Under the Biden administration, due to regulatory uncertainties, many financial institutions are hesitant about accepting digital asset investing as part of their business strategy. By creating a more defined regulatory landscape, Trump’s policies could ease these concerns, encouraging institutional players to diversify into crypto. Increased institutional interest brings additional capital into the market, enhancing its stability and maturity. This trend would also signify digital asset acceptance into mainstream finance, reinforcing its role as a credible asset class.
Below I highlight the potential for Trump’s policies to create a more supportive and structured environment for digital assets in the U.S.
Trump’s plan to replace SEC leadership sparks hope for crypto-friendly policies: Trump has indicated plans to replace SEC Chair Gary Gensler, who has enforced strict regulations on digital assets, including labeling some cryptocurrencies as securities. The proposed change is seen as a direct step toward encouraging innovation. The hope is that an SEC leadership shift will bring more flexible guidelines and reduced legal roadblocks, allowing U.S.-based digital asset firms to operate with greater confidence.
Potential clarity on stablecoin regulations: Trump’s administration is expected to bring clearer regulations for stablecoins, addressing how these digital assets can be issued, used, and integrated into the financial system. Stablecoins, pegged to fiat currencies like the U.S. dollar, have gained immense popularity, but regulatory ambiguity has limited their potential in the U.S. market. With Trump’s support, lawmakers could pass laws defining stablecoins’ legal framework, helping issuers expand more confidently.
Pathway for DeFi projects to thrive in the U.S.: Decentralized finance (DeFi) platforms have largely operated outside the U.S. due to fears of regulatory scrutiny. Trump’s administration should establish clearer frameworks that allow DeFi projects to operate more freely within the country. This would allow innovative platforms, which offer services like lending, borrowing, and trading without traditional intermediaries, to contribute to the U.S. economy. Clear guidelines would also protect users by ensuring that these platforms meet certain standards, balancing innovation with consumer protection.
Industry support for crypto-friendly banking reforms: Trump has expressed interest in financial reforms that support innovation, potentially benefiting crypto-related banking activities. Currently, many digital asset businesses face difficulties accessing traditional banking services due to compliance concerns. Increased bank cooperation would make it easier for these businesses to offer services to mainstream customers. This shift could also spur the growth of financial products that integrate digital assets, bridging the gap between traditional finance and the digital asset world.

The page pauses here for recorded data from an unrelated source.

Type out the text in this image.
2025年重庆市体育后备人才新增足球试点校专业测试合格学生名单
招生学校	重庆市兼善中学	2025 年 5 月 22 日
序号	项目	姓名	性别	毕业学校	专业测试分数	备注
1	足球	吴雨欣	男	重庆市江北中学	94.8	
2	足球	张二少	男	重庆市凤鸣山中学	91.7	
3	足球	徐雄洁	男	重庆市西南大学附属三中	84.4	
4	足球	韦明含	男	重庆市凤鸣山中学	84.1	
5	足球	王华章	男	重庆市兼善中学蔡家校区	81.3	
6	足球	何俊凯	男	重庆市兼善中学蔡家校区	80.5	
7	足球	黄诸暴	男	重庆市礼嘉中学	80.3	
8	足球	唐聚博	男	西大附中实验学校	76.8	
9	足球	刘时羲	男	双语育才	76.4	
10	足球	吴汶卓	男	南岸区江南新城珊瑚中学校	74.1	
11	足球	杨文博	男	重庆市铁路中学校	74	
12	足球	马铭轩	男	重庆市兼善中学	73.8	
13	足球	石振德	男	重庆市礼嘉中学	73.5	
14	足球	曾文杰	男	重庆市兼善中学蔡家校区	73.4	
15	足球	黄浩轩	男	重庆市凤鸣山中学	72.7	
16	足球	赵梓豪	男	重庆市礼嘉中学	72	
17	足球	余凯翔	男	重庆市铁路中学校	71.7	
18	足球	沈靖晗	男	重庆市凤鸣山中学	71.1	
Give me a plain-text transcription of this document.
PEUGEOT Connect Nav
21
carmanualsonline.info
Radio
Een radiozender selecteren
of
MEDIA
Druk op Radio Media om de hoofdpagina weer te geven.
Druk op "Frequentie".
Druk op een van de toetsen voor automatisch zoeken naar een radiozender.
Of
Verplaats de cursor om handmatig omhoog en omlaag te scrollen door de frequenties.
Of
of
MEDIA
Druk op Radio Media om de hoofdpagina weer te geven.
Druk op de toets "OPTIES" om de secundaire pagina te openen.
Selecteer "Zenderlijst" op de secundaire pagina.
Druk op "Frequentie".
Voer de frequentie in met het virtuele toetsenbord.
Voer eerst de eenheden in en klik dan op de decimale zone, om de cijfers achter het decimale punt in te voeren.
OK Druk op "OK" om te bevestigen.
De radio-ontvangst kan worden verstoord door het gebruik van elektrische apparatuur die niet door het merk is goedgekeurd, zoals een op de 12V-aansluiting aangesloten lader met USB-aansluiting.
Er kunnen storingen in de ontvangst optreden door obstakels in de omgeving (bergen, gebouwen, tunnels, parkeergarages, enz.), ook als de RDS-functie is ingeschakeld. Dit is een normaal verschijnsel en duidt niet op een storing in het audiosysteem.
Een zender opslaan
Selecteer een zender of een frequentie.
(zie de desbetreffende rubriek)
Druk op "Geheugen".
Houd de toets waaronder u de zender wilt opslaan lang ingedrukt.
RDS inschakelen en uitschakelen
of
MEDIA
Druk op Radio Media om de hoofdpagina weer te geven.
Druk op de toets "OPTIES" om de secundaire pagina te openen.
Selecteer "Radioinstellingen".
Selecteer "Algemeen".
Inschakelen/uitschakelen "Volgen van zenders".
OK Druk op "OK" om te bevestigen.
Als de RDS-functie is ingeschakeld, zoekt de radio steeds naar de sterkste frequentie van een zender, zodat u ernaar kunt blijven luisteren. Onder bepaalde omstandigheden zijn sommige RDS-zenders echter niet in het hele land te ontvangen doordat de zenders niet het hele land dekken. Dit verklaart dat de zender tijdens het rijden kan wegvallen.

Stronger protections for consumers: While Trump’s approach is likely to promote innovation, his administration is also expected to put forth regulations that protect consumers in the digital asset space. This balance could include requirements for transparency, fraud prevention, and investor education, ensuring safer participation for retail investors. Protection-oriented regulations aim to prevent scams and enhance trust in the industry without imposing overly restrictive rules. These measures would help create a more consumer-friendly environment, promoting sustained growth.
As the capabilities needed to elevate portfolio and risk management in digital assets continue to evolve, I hope that the positive momentum in the digital asset markets surrounding the 2024 election becomes a turning point, further supercharged when the new administration takes office. I am optimistic that meaningful reforms will emerge, solidifying the framework that our maturing industry has been calling for to support ongoing adoption and expanded investment opportunities.
Investing in cryptocurrency involves risks, including volatility and potential loss of capital; any projections mentioned reflect the author's views and are not guarantees of future performance.